In ordering LAPD and the LA Sheriff to stop enforcing the bail schedules, the Superior Court correctly recognized that to justify their policy of detaining arrested individuals based solely on their wealth, the defendants needed to demonstrate that this bail system was the least restrictive means of furthering a compelling interest. But they were unable to do so because, as the Court recognized, the bail schedule is not "reasonably designed, much less narrowly tailored" to reduce new criminal activity or increase court appearances.
Both arrested individuals and the broader community are safer when people can continue their lives with their families, quickly return to work, and maintain their own health until their next court appearance.
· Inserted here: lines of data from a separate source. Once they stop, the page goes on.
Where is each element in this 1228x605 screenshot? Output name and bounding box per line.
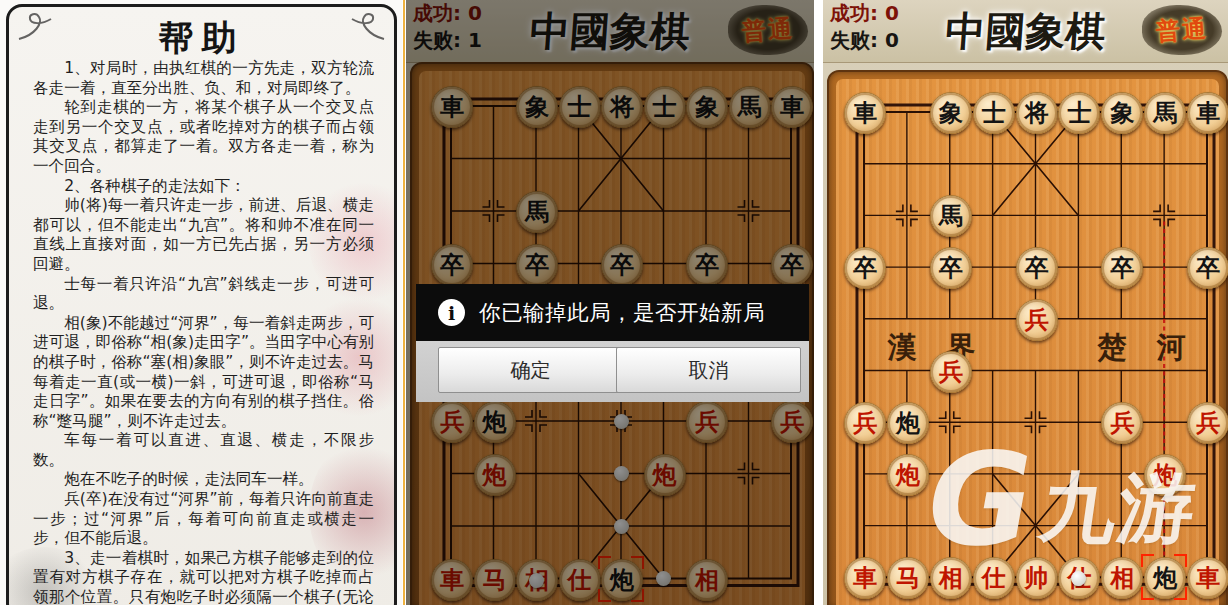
game-header: 成功: 0 失败: 0 中國象棋 普通: [823, 0, 1228, 63]
panel-divider: [814, 0, 823, 605]
help-paragraph: 兵(卒)在没有过“河界”前，每着只许向前直走一步；过“河界”后，每着可向前直走或…: [33, 490, 374, 549]
piece-black-soldier[interactable]: 卒: [844, 247, 886, 289]
help-frame: 帮助 1、对局时，由执红棋的一方先走，双方轮流各走一着，直至分出胜、负、和，对局…: [6, 4, 397, 605]
help-paragraph: 相(象)不能越过“河界”，每一着斜走两步，可进可退，即俗称“相(象)走田字”。当…: [33, 314, 374, 432]
piece-black-elephant[interactable]: 象: [1101, 92, 1143, 134]
cancel-button[interactable]: 取消: [616, 347, 801, 393]
piece-black-soldier[interactable]: 卒: [930, 247, 972, 289]
piece-red-cannon[interactable]: 炮: [887, 454, 929, 496]
help-panel: 帮助 1、对局时，由执红棋的一方先走，双方轮流各走一着，直至分出胜、负、和，对局…: [0, 0, 402, 605]
piece-red-advisor[interactable]: 仕: [973, 557, 1015, 599]
help-paragraph: 炮在不吃子的时候，走法同车一样。: [33, 470, 374, 490]
piece-black-advisor[interactable]: 士: [973, 92, 1015, 134]
piece-black-horse[interactable]: 馬: [1144, 92, 1186, 134]
dialog-message: 你已输掉此局，是否开始新局: [479, 298, 765, 327]
help-paragraph: 1、对局时，由执红棋的一方先走，双方轮流各走一着，直至分出胜、负、和，对局即终了…: [33, 59, 374, 98]
game-over-dialog: i 你已输掉此局，是否开始新局 确定 取消: [416, 284, 809, 402]
piece-red-elephant[interactable]: 相: [930, 557, 972, 599]
dialog-button-strip: 确定 取消: [416, 341, 809, 402]
piece-red-general[interactable]: 帅: [1016, 557, 1058, 599]
help-paragraph: 2、各种棋子的走法如下：: [33, 177, 374, 197]
info-icon: i: [438, 299, 465, 326]
piece-red-soldier[interactable]: 兵: [1016, 299, 1058, 341]
piece-black-soldier[interactable]: 卒: [1016, 247, 1058, 289]
piece-black-chariot[interactable]: 車: [1187, 92, 1228, 134]
corner-ornament: [326, 9, 386, 43]
help-paragraph: 车每一着可以直进、直退、横走，不限步数。: [33, 431, 374, 470]
help-paragraph: 士每一着只许沿“九宫”斜线走一步，可进可退。: [33, 275, 374, 314]
piece-black-soldier[interactable]: 卒: [1187, 247, 1228, 289]
middle-game-screen: 成功: 0 失败: 1 中國象棋 普通 車象士将士象馬車馬卒卒卒卒卒兵炮兵兵炮炮…: [406, 0, 814, 605]
piece-black-chariot[interactable]: 車: [844, 92, 886, 134]
help-body: 1、对局时，由执红棋的一方先走，双方轮流各走一着，直至分出胜、负、和，对局即终了…: [33, 59, 374, 605]
confirm-button[interactable]: 确定: [438, 347, 623, 393]
piece-red-cannon[interactable]: 炮: [1144, 454, 1186, 496]
help-paragraph: 帅(将)每一着只许走一步，前进、后退、横走都可以，但不能走出“九宫”。将和帅不准…: [33, 196, 374, 274]
piece-red-horse[interactable]: 马: [887, 557, 929, 599]
piece-black-general[interactable]: 将: [1016, 92, 1058, 134]
xiangqi-board: 漢界楚河車象士将士象馬車馬卒卒卒卒卒兵兵兵炮兵兵炮炮車马相仕帅仕相炮車: [827, 70, 1228, 605]
help-paragraph: 轮到走棋的一方，将某个棋子从一个交叉点走到另一个交叉点，或者吃掉对方的棋子而占领…: [33, 98, 374, 176]
piece-black-cannon[interactable]: 炮: [887, 402, 929, 444]
piece-black-elephant[interactable]: 象: [930, 92, 972, 134]
difficulty-badge: 普通: [1142, 5, 1222, 55]
river-text-right: 楚河: [1098, 328, 1216, 368]
right-game-screen: 成功: 0 失败: 0 中國象棋 普通 漢界楚河車象士将士象馬車馬卒卒卒卒卒兵兵…: [823, 0, 1228, 605]
piece-red-soldier[interactable]: 兵: [930, 351, 972, 393]
screenshot-stage: 帮助 1、对局时，由执红棋的一方先走，双方轮流各走一着，直至分出胜、负、和，对局…: [0, 0, 1228, 605]
dialog-message-bar: i 你已输掉此局，是否开始新局: [416, 284, 809, 341]
piece-red-chariot[interactable]: 車: [844, 557, 886, 599]
piece-red-soldier[interactable]: 兵: [844, 402, 886, 444]
piece-red-soldier[interactable]: 兵: [1187, 402, 1228, 444]
piece-red-chariot[interactable]: 車: [1187, 557, 1228, 599]
piece-black-horse[interactable]: 馬: [930, 195, 972, 237]
corner-ornament: [17, 9, 77, 43]
help-paragraph: 3、走一着棋时，如果己方棋子能够走到的位置有对方棋子存在，就可以把对方棋子吃掉而…: [33, 549, 374, 605]
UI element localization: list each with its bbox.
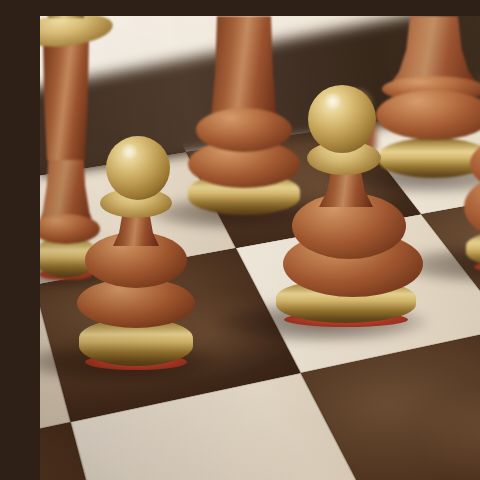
brass-ball-finial-icon xyxy=(308,85,376,153)
turned-wood-tier xyxy=(196,108,292,152)
wood-stem xyxy=(210,16,278,120)
brass-ball-finial-icon xyxy=(106,136,170,200)
brass-detail xyxy=(48,16,84,18)
turned-wood-tier xyxy=(376,90,480,140)
wood-stem xyxy=(43,36,89,160)
photo-canvas: Close-up photograph of a wood and brass … xyxy=(40,16,480,480)
brass-base-ring xyxy=(379,138,480,178)
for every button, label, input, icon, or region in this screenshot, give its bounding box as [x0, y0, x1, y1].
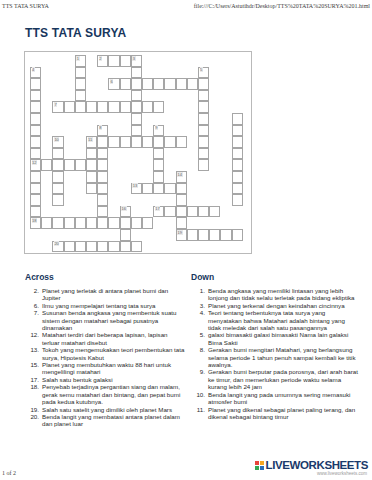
- cell-number: 1: [76, 56, 79, 61]
- grid-cell[interactable]: [75, 159, 86, 171]
- liveworksheets-grid-icon: [255, 461, 264, 470]
- clue-text: Benda angkasa yang memiliki lintasan yan…: [208, 287, 359, 302]
- grid-cell[interactable]: [97, 217, 108, 229]
- grid-cell[interactable]: [131, 90, 142, 102]
- grid-cell[interactable]: [120, 229, 131, 241]
- grid-cell[interactable]: [187, 78, 198, 90]
- grid-cell[interactable]: [153, 136, 164, 148]
- clue-item: 6.Ilmu yang mempelajari tentang tata sur…: [25, 302, 185, 309]
- clue-number: 10.: [191, 391, 208, 406]
- grid-cell[interactable]: [86, 171, 97, 183]
- cell-number: 5: [200, 67, 203, 72]
- down-heading: Down: [191, 272, 214, 282]
- cell-number: 4: [32, 67, 35, 72]
- grid-cell[interactable]: [75, 78, 86, 90]
- clue-number: 12.: [25, 331, 42, 346]
- grid-cell[interactable]: 14: [176, 171, 187, 183]
- grid-cell[interactable]: [187, 206, 198, 218]
- grid-cell[interactable]: [232, 229, 243, 241]
- cell-number: 10: [54, 137, 59, 142]
- grid-cell[interactable]: 10: [52, 136, 63, 148]
- grid-cell[interactable]: [30, 194, 41, 206]
- grid-cell[interactable]: 9: [153, 125, 164, 137]
- grid-cell[interactable]: [176, 183, 187, 195]
- print-header-title: TTS TATA SURYA: [2, 3, 49, 9]
- cell-number: 13: [132, 183, 137, 188]
- grid-cell[interactable]: 13: [131, 183, 142, 195]
- grid-cell[interactable]: [153, 78, 164, 90]
- grid-cell[interactable]: [97, 171, 108, 183]
- clue-number: 7.: [25, 309, 42, 331]
- grid-cell[interactable]: [232, 194, 243, 206]
- grid-cell[interactable]: [30, 136, 41, 148]
- liveworksheets-wordmark: LIVEWORKSHEETS: [266, 459, 368, 471]
- cell-number: 19: [177, 230, 182, 235]
- clue-text: Susunan benda angkasa yang membentuk sua…: [42, 309, 185, 331]
- clue-number: 6.: [25, 302, 42, 309]
- grid-cell[interactable]: [131, 101, 142, 113]
- cell-number: 20: [54, 241, 59, 246]
- grid-cell[interactable]: [86, 159, 97, 171]
- down-clue-list: 1.Benda angkasa yang memiliki lintasan y…: [191, 287, 359, 420]
- grid-cell[interactable]: [108, 241, 119, 253]
- clue-text: Planet yang terkenal dengan keindahan ci…: [208, 302, 359, 309]
- grid-cell[interactable]: [52, 194, 63, 206]
- grid-cell[interactable]: [164, 136, 175, 148]
- grid-cell[interactable]: [164, 78, 175, 90]
- grid-cell[interactable]: 7: [52, 101, 63, 113]
- grid-cell[interactable]: [232, 171, 243, 183]
- grid-cell[interactable]: [198, 125, 209, 137]
- grid-cell[interactable]: [52, 148, 63, 160]
- grid-cell[interactable]: [97, 206, 108, 218]
- grid-cell[interactable]: [142, 136, 153, 148]
- clue-item: 15.Planet yang membutuhkan waktu 88 hari…: [25, 361, 185, 376]
- grid-cell[interactable]: [30, 90, 41, 102]
- grid-cell[interactable]: 1: [75, 55, 86, 67]
- grid-cell[interactable]: [86, 101, 97, 113]
- grid-cell[interactable]: [209, 229, 220, 241]
- grid-cell[interactable]: [75, 241, 86, 253]
- cell-number: 3: [132, 56, 135, 61]
- grid-cell[interactable]: [97, 159, 108, 171]
- grid-cell[interactable]: [176, 136, 187, 148]
- clue-item: 7.Susunan benda angkasa yang membentuk s…: [25, 309, 185, 331]
- grid-cell[interactable]: [108, 217, 119, 229]
- grid-cell[interactable]: [30, 171, 41, 183]
- grid-cell[interactable]: [198, 229, 209, 241]
- grid-cell[interactable]: [198, 148, 209, 160]
- grid-cell[interactable]: [64, 241, 75, 253]
- clue-text: Salah satu satelit yang dimiliki oleh pl…: [42, 406, 185, 413]
- clue-number: 20.: [25, 413, 42, 428]
- clue-item: 8.Gerakan bumi mengitari Matahari, yang …: [191, 346, 359, 368]
- cell-number: 12: [32, 160, 37, 165]
- clue-number: 1.: [191, 287, 208, 302]
- clue-item: 10.Benda langit yang pada umumnya sering…: [191, 391, 359, 406]
- clue-text: Gerakan bumi mengitari Matahari, yang be…: [208, 346, 359, 368]
- clue-item: 1.Benda angkasa yang memiliki lintasan y…: [191, 287, 359, 302]
- grid-cell[interactable]: [198, 206, 209, 218]
- grid-cell[interactable]: [120, 241, 131, 253]
- grid-cell[interactable]: [30, 183, 41, 195]
- grid-cell[interactable]: [86, 241, 97, 253]
- grid-cell[interactable]: [75, 90, 86, 102]
- grid-cell[interactable]: [97, 136, 108, 148]
- grid-cell[interactable]: [131, 217, 142, 229]
- grid-cell[interactable]: 20: [52, 241, 63, 253]
- clue-item: 13.Tokoh yang mengemukakan teori pembent…: [25, 346, 185, 361]
- grid-cell[interactable]: [232, 113, 243, 125]
- grid-cell[interactable]: 8: [97, 125, 108, 137]
- clue-text: Planet yang dikenal sebagai planet palin…: [208, 406, 359, 421]
- grid-cell[interactable]: [120, 136, 131, 148]
- cell-number: 6: [110, 79, 113, 84]
- grid-cell[interactable]: [142, 101, 153, 113]
- clue-text: Teori tentang terbentuknya tata surya ya…: [208, 309, 359, 331]
- grid-cell[interactable]: [164, 206, 175, 218]
- clue-number: 9.: [191, 368, 208, 390]
- clue-item: 20.Benda langit yang membatasi antara pl…: [25, 413, 185, 428]
- clue-number: 5.: [191, 331, 208, 346]
- grid-cell[interactable]: [198, 78, 209, 90]
- grid-cell[interactable]: [232, 159, 243, 171]
- grid-cell[interactable]: [198, 113, 209, 125]
- grid-cell[interactable]: [97, 194, 108, 206]
- clue-item: 11.Planet yang dikenal sebagai planet pa…: [191, 406, 359, 421]
- clue-number: 8.: [191, 346, 208, 368]
- grid-cell[interactable]: [52, 159, 63, 171]
- page-title: TTS TATA SURYA: [25, 26, 126, 40]
- crossword-grid: 12345678910111214131617181920: [24, 51, 252, 254]
- clue-text: Salah satu bentuk galaksi: [42, 376, 185, 383]
- cell-number: 8: [99, 125, 102, 130]
- clue-number: 4.: [191, 309, 208, 331]
- grid-cell[interactable]: [52, 171, 63, 183]
- clue-text: Planet yang terletak di antara planet bu…: [42, 287, 185, 302]
- grid-cell[interactable]: [220, 229, 231, 241]
- clue-text: Ilmu yang mempelajari tentang tata surya: [42, 302, 185, 309]
- grid-cell[interactable]: [30, 148, 41, 160]
- grid-cell[interactable]: 2: [97, 55, 108, 67]
- liveworksheets-url: www.liveworksheets.com: [317, 471, 367, 476]
- clue-number: 15.: [25, 361, 42, 376]
- grid-cell[interactable]: [97, 241, 108, 253]
- grid-cell[interactable]: [86, 217, 97, 229]
- grid-cell[interactable]: 5: [198, 67, 209, 79]
- cell-number: 7: [54, 102, 57, 107]
- grid-cell[interactable]: [176, 194, 187, 206]
- grid-cell[interactable]: [108, 101, 119, 113]
- clue-text: Planet yang membutuhkan waktu 88 hari un…: [42, 361, 185, 376]
- clue-number: 3.: [191, 302, 208, 309]
- grid-cell[interactable]: [120, 78, 131, 90]
- clue-number: 17.: [25, 376, 42, 383]
- grid-cell[interactable]: [176, 217, 187, 229]
- grid-cell[interactable]: [198, 90, 209, 102]
- clue-item: 17.Salah satu bentuk galaksi: [25, 376, 185, 383]
- grid-cell[interactable]: [30, 113, 41, 125]
- grid-cell[interactable]: [86, 148, 97, 160]
- grid-cell[interactable]: [41, 159, 52, 171]
- grid-cell[interactable]: [52, 183, 63, 195]
- grid-cell[interactable]: [131, 113, 142, 125]
- cell-number: 11: [88, 137, 93, 142]
- grid-cell[interactable]: 4: [30, 67, 41, 79]
- clue-item: 9.Gerakan bumi berputar pada porosnya, d…: [191, 368, 359, 390]
- grid-cell[interactable]: [41, 217, 52, 229]
- grid-cell[interactable]: [131, 67, 142, 79]
- grid-cell[interactable]: 19: [176, 229, 187, 241]
- cell-number: 9: [155, 125, 158, 130]
- grid-cell[interactable]: [64, 159, 75, 171]
- grid-cell[interactable]: [64, 101, 75, 113]
- clue-number: 13.: [25, 346, 42, 361]
- grid-cell[interactable]: [142, 78, 153, 90]
- grid-cell[interactable]: 16: [120, 206, 131, 218]
- grid-cell[interactable]: 3: [131, 55, 142, 67]
- grid-cell[interactable]: [232, 148, 243, 160]
- grid-cell[interactable]: [30, 125, 41, 137]
- cell-number: 2: [99, 56, 102, 61]
- grid-cell[interactable]: 17: [153, 206, 164, 218]
- clue-text: Benda langit yang pada umumnya sering me…: [208, 391, 359, 406]
- clue-text: Benda langit yang membatasi antara plane…: [42, 413, 185, 428]
- clue-text: Penyebab terjadinya pergantian siang dan…: [42, 383, 185, 405]
- clue-number: 2.: [25, 287, 42, 302]
- grid-cell[interactable]: [75, 217, 86, 229]
- grid-cell[interactable]: [153, 148, 164, 160]
- cell-number: 17: [155, 206, 160, 211]
- clue-item: 4.Teori tentang terbentuknya tata surya …: [191, 309, 359, 331]
- clue-item: 12.Matahari terdiri dari beberapa lapisa…: [25, 331, 185, 346]
- clue-text: Tokoh yang mengemukakan teori pembentuka…: [42, 346, 185, 361]
- grid-cell[interactable]: [75, 67, 86, 79]
- grid-cell[interactable]: [108, 55, 119, 67]
- grid-cell[interactable]: [164, 183, 175, 195]
- grid-cell[interactable]: [198, 136, 209, 148]
- across-heading: Across: [25, 272, 54, 282]
- clue-item: 19.Salah satu satelit yang dimiliki oleh…: [25, 406, 185, 413]
- grid-cell[interactable]: [198, 159, 209, 171]
- grid-cell[interactable]: [108, 136, 119, 148]
- cell-number: 14: [177, 172, 182, 177]
- grid-cell[interactable]: 18: [30, 217, 41, 229]
- grid-cell[interactable]: [86, 183, 97, 195]
- cell-number: 16: [121, 206, 126, 211]
- grid-cell[interactable]: [142, 183, 153, 195]
- across-clue-list: 2.Planet yang terletak di antara planet …: [25, 287, 185, 428]
- grid-cell[interactable]: [131, 136, 142, 148]
- grid-cell[interactable]: 12: [30, 159, 41, 171]
- clue-number: 19.: [25, 406, 42, 413]
- print-header: TTS TATA SURYA file:///C:/Users/Astutihd…: [2, 3, 370, 9]
- grid-cell[interactable]: [97, 101, 108, 113]
- grid-cell[interactable]: [232, 125, 243, 137]
- grid-cell[interactable]: [153, 171, 164, 183]
- grid-cell[interactable]: [176, 206, 187, 218]
- clue-item: 18.Penyebab terjadinya pergantian siang …: [25, 383, 185, 405]
- grid-cell[interactable]: [142, 217, 153, 229]
- clue-text: galaxi bimasakti galaxi bimasakti Nama l…: [208, 331, 359, 346]
- grid-cell[interactable]: [131, 125, 142, 137]
- grid-cell[interactable]: [30, 206, 41, 218]
- grid-cell[interactable]: [97, 183, 108, 195]
- grid-cell[interactable]: [120, 217, 131, 229]
- grid-cell[interactable]: [232, 136, 243, 148]
- grid-cell[interactable]: [52, 217, 63, 229]
- grid-cell[interactable]: [209, 206, 220, 218]
- grid-cell[interactable]: [153, 101, 164, 113]
- clue-item: 3.Planet yang terkenal dengan keindahan …: [191, 302, 359, 309]
- clue-item: 2.Planet yang terletak di antara planet …: [25, 287, 185, 302]
- clue-number: 18.: [25, 383, 42, 405]
- grid-cell[interactable]: [176, 78, 187, 90]
- print-header-url: file:///C:/Users/Astutihdr/Desktop/TTS%2…: [194, 3, 370, 9]
- clue-item: 5.galaxi bimasakti galaxi bimasakti Nama…: [191, 331, 359, 346]
- liveworksheets-logo[interactable]: LIVEWORKSHEETS: [255, 459, 368, 471]
- grid-cell[interactable]: [120, 101, 131, 113]
- grid-cell[interactable]: [64, 217, 75, 229]
- grid-cell[interactable]: [97, 148, 108, 160]
- grid-cell[interactable]: [131, 78, 142, 90]
- cell-number: 18: [32, 218, 37, 223]
- grid-cell[interactable]: [153, 183, 164, 195]
- grid-cell[interactable]: [75, 101, 86, 113]
- clue-text: Gerakan bumi berputar pada porosnya, dar…: [208, 368, 359, 390]
- grid-cell[interactable]: 6: [108, 78, 119, 90]
- grid-cell[interactable]: [187, 229, 198, 241]
- page-number: 1 of 2: [2, 470, 16, 476]
- grid-cell[interactable]: [153, 159, 164, 171]
- clue-number: 11.: [191, 406, 208, 421]
- grid-cell[interactable]: [30, 78, 41, 90]
- grid-cell[interactable]: [30, 101, 41, 113]
- clue-text: Matahari terdiri dari beberapa lapisan, …: [42, 331, 185, 346]
- grid-cell[interactable]: 11: [86, 136, 97, 148]
- grid-cell[interactable]: [120, 55, 131, 67]
- grid-cell[interactable]: [232, 183, 243, 195]
- grid-cell[interactable]: [131, 241, 142, 253]
- grid-cell[interactable]: [198, 101, 209, 113]
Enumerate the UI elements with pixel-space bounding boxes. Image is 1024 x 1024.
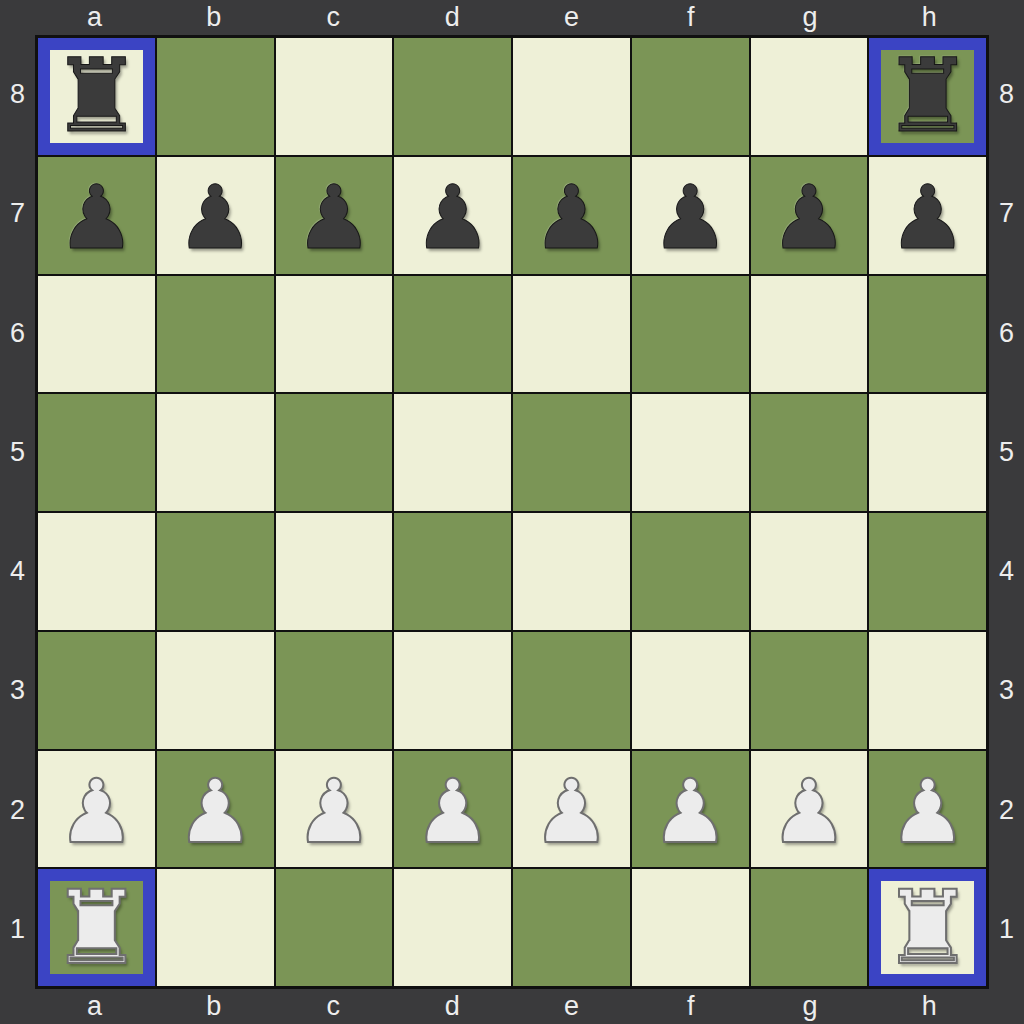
- square-h2[interactable]: ♟: [869, 751, 986, 868]
- square-f8[interactable]: [632, 38, 749, 155]
- rank-label-2: 2: [0, 797, 35, 824]
- square-f6[interactable]: [632, 276, 749, 393]
- square-d1[interactable]: [394, 869, 511, 986]
- square-h7[interactable]: ♟: [869, 157, 986, 274]
- square-g8[interactable]: [751, 38, 868, 155]
- square-e6[interactable]: [513, 276, 630, 393]
- square-b1[interactable]: [157, 869, 274, 986]
- rank-labels-right: 87654321: [989, 35, 1024, 989]
- square-g2[interactable]: ♟: [751, 751, 868, 868]
- rank-label-7: 7: [0, 200, 35, 227]
- square-h1[interactable]: ♜: [869, 869, 986, 986]
- rank-label-6: 6: [0, 320, 35, 347]
- square-e7[interactable]: ♟: [513, 157, 630, 274]
- file-label-h: h: [870, 4, 989, 31]
- white-pawn-h2[interactable]: ♟: [888, 768, 967, 856]
- square-f3[interactable]: [632, 632, 749, 749]
- square-f7[interactable]: ♟: [632, 157, 749, 274]
- square-f2[interactable]: ♟: [632, 751, 749, 868]
- square-f5[interactable]: [632, 394, 749, 511]
- black-pawn-a7[interactable]: ♟: [57, 174, 136, 262]
- file-labels-top: abcdefgh: [35, 0, 989, 35]
- square-g1[interactable]: [751, 869, 868, 986]
- square-d2[interactable]: ♟: [394, 751, 511, 868]
- file-label-f: f: [631, 4, 750, 31]
- square-b2[interactable]: ♟: [157, 751, 274, 868]
- square-c5[interactable]: [276, 394, 393, 511]
- rank-label-5: 5: [989, 439, 1024, 466]
- square-d8[interactable]: [394, 38, 511, 155]
- rank-label-3: 3: [0, 677, 35, 704]
- square-a1[interactable]: ♜: [38, 869, 155, 986]
- white-pawn-c2[interactable]: ♟: [294, 768, 373, 856]
- square-g6[interactable]: [751, 276, 868, 393]
- square-e8[interactable]: [513, 38, 630, 155]
- square-d3[interactable]: [394, 632, 511, 749]
- square-a2[interactable]: ♟: [38, 751, 155, 868]
- rank-label-3: 3: [989, 677, 1024, 704]
- square-c1[interactable]: [276, 869, 393, 986]
- file-label-e: e: [512, 4, 631, 31]
- white-pawn-b2[interactable]: ♟: [176, 768, 255, 856]
- rank-label-4: 4: [989, 558, 1024, 585]
- square-b5[interactable]: [157, 394, 274, 511]
- rank-label-5: 5: [0, 439, 35, 466]
- file-label-g: g: [751, 4, 870, 31]
- square-b6[interactable]: [157, 276, 274, 393]
- file-label-d: d: [393, 4, 512, 31]
- rank-label-1: 1: [0, 916, 35, 943]
- square-a7[interactable]: ♟: [38, 157, 155, 274]
- white-rook-h1[interactable]: ♜: [882, 877, 973, 979]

And less restrictive alternatives to cash bail like court reminder texts are readily available and far more effective at ensuring appearance in court. Ending cash bail and reducing jail populations can also free up resources for more effective interventions, including transportation and housing support. As plaintiffs' complaint notes, taxpayer dollars are currently spent on unconstitutionally jailing people who cannot afford the preset cash bail amounts.
As this case moves forward, the parties will need to work together to develop a better, more permanent system for Los Angeles that does not punish people for their poverty or unnecessarily detain people who are presumed innocent. The Superior Court's preliminary injunction order was a thorough, fair, and necessary step to halt an ongoing constitutional crisis. It conscientiously applied the appropriate tests and correctly concluded that "it would be an abuse of the court's discretion not to enter" a preliminary injunction.
This ruling should be applauded by anyone with an interest in protecting both the Constitution and public safety.